(The news featured
below is a selection from the news covered in Federal Securities Law Reporter,
which is distributed to subscribers of Federal
Securities Law Reporter.)
Rep. Frank Pledges Legislation on Executive Compensation
House Financial Services Committee Chair Barney Frank said
the relationship between corporate boards and executive officers is collusive
with regard to executive compensation. Shareholders must be the real check on
excessive compensation, in his view. Rep. Frank promised legislation to increase
the ability of shareholders to vote on compensation packages. The staff is
currently working out the details of the legislation, which includes provisions
for what will happen if the shareholders vote no. Rep. Frank's remarks were in
response to a question submitted at the end of a recent speech at the National
Press Club.
Rep. Frank noted that CEOs pick the board of directors and
the board of directors picks the CEO. It is a very collusive relationship, he
said. Rep. Frank believes it is clear that boards of directors do not provide
any real check on CEOs. He mentioned the recent action by the board of directors
of Home Depot which decided the CEO had to go and paid him $210 million to do
so.
The United Kingdom has a shareholder vote, he added, which
has become an example that many U.S. corporate leaders have said that they
admire. Some believe that the Financial Services Authority is more flexible than
the SEC. Since 2002, the United Kingdom has required a shareholder advisory vote
on board pay, which was coupled with the introduction of required disclosure of
key compensation data.
Rep. Frank said that the issue of executive compensation is
not just a matter of envy, but has reached the point of having some macro
economic significance.
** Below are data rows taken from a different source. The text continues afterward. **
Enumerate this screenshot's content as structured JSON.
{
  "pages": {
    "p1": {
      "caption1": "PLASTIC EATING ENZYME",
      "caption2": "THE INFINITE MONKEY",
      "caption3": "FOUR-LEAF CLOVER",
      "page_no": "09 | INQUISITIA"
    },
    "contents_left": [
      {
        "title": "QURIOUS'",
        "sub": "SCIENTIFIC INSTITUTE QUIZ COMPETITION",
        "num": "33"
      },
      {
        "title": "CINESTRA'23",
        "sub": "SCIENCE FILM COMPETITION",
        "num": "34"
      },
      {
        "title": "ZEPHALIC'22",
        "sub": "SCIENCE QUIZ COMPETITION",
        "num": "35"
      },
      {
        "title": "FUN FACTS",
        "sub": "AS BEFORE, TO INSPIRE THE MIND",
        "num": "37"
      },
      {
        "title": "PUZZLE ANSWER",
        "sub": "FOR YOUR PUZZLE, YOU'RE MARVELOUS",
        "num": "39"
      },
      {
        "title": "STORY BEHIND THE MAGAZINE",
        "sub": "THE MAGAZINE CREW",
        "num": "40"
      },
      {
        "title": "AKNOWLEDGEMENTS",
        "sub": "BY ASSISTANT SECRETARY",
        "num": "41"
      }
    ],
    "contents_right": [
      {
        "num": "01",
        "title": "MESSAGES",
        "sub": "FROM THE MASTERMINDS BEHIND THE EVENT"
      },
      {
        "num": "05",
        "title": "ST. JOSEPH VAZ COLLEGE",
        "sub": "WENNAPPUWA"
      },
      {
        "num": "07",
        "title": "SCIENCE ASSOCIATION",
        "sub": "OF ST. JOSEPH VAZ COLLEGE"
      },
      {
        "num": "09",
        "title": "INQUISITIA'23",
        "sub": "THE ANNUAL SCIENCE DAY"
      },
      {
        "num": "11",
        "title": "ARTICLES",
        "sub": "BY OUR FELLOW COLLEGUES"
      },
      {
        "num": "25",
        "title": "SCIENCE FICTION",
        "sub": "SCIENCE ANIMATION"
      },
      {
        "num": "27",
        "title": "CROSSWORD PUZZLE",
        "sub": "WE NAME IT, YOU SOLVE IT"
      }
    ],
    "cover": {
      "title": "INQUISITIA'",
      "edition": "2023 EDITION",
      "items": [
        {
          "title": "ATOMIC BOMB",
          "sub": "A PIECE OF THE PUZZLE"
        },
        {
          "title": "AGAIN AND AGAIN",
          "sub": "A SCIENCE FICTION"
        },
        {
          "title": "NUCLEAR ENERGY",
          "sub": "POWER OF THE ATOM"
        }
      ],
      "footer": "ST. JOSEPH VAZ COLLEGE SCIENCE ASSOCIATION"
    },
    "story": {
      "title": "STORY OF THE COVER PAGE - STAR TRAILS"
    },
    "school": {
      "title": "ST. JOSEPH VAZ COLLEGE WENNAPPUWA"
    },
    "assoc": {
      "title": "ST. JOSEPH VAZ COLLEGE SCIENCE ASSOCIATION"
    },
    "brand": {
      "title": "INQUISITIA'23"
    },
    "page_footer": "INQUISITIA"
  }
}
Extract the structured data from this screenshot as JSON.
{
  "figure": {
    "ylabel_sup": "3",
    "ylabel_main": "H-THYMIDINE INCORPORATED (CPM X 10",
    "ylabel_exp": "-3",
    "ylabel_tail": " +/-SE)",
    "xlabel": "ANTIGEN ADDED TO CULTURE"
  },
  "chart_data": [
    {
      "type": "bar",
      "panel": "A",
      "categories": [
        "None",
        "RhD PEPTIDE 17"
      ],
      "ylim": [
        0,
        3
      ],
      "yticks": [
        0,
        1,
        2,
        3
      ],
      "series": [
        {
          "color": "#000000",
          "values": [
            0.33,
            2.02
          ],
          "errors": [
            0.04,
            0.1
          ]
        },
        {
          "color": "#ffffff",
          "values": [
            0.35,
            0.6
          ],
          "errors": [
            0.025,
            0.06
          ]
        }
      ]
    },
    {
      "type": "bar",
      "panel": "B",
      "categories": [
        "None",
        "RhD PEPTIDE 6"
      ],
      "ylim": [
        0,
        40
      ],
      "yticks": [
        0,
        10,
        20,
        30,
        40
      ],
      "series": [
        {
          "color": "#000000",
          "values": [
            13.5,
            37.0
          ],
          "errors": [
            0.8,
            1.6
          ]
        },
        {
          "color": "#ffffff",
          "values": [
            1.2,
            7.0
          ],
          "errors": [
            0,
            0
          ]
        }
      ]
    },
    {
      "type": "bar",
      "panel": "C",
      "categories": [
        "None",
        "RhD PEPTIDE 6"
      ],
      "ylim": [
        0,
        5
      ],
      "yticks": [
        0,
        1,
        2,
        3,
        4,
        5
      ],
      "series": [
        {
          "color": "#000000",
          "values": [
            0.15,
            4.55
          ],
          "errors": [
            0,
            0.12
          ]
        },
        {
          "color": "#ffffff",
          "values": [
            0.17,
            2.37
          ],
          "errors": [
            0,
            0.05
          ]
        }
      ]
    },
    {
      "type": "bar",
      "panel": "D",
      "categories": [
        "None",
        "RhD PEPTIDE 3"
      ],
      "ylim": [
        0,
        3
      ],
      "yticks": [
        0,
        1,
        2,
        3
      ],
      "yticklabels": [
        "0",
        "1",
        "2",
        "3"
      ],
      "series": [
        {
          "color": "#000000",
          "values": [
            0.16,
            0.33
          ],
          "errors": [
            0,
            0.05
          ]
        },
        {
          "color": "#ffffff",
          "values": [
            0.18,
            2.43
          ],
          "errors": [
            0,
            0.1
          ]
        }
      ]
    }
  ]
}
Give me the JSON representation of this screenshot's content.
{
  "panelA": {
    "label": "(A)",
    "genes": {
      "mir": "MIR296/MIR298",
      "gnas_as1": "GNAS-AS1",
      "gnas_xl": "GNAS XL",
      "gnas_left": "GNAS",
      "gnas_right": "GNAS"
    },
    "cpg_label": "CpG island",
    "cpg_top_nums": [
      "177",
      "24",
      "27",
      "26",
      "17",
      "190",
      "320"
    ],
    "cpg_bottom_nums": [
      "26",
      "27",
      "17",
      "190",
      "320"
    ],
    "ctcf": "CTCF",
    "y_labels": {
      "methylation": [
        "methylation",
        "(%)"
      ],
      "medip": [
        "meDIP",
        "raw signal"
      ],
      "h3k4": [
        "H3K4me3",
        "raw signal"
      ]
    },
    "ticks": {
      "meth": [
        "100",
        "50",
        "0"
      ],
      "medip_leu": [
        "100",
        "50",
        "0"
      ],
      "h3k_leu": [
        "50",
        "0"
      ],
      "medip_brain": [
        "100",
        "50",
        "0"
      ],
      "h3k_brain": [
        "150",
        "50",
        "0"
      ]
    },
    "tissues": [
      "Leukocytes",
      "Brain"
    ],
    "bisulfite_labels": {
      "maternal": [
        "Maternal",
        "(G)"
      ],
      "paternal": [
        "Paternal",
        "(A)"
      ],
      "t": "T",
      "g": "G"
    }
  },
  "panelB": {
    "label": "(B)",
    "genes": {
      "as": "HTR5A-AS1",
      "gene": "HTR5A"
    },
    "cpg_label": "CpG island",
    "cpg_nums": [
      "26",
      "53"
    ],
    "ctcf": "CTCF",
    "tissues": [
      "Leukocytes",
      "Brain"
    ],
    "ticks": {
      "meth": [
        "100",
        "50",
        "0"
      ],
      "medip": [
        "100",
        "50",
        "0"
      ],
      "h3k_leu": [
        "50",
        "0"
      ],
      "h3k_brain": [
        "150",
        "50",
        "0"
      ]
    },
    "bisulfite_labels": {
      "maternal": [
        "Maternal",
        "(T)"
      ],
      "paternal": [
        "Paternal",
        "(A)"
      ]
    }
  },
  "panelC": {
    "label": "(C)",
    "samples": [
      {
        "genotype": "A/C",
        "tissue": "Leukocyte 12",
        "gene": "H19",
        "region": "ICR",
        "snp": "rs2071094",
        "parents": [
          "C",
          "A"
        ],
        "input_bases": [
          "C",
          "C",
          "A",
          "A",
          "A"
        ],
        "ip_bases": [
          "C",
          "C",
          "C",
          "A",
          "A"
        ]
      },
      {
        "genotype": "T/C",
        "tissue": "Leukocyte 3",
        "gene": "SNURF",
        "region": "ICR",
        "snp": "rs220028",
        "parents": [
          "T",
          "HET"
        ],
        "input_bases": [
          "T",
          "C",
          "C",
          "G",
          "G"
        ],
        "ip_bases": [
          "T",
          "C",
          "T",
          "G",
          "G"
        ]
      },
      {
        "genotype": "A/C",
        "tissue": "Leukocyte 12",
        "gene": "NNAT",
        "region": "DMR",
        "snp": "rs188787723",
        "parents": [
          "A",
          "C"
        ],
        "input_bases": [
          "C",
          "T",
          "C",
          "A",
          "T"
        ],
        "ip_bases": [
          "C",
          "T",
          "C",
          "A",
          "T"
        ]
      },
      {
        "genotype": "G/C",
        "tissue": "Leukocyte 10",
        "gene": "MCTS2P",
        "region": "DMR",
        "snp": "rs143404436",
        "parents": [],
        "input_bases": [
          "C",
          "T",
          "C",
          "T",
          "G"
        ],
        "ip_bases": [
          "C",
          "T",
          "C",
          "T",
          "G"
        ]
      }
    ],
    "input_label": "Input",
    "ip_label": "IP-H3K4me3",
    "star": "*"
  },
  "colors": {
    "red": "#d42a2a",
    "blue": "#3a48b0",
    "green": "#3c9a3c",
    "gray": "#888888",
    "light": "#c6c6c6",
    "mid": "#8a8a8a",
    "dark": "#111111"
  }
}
He cited a recent study by Harvard University law
professor Lucien Bebchuk and others showing that the percentage of the profit of
the top 1,500 corporations that goes to compensation for the top three officials
has reached almost 10 percent.
In the 109th Congress, Rep. Frank introduced a bill that
would have allowed shareholders to approve their company's executive
compensation. The Protection Against Executive Compensation Abuse Act, H.R.4291,
would also have allowed companies to adopt a policy for recapturing any form of
incentive compensation, such as when a company pays bonuses or grants stock
options to executives for meeting performance targets only to later learn that
the numbers were inaccurate and must be restated. The bill also would have
required that shareholders separately approve any additional "golden
parachute" compensation for top executives that coincides with the sale or
purchase of substantial company assets.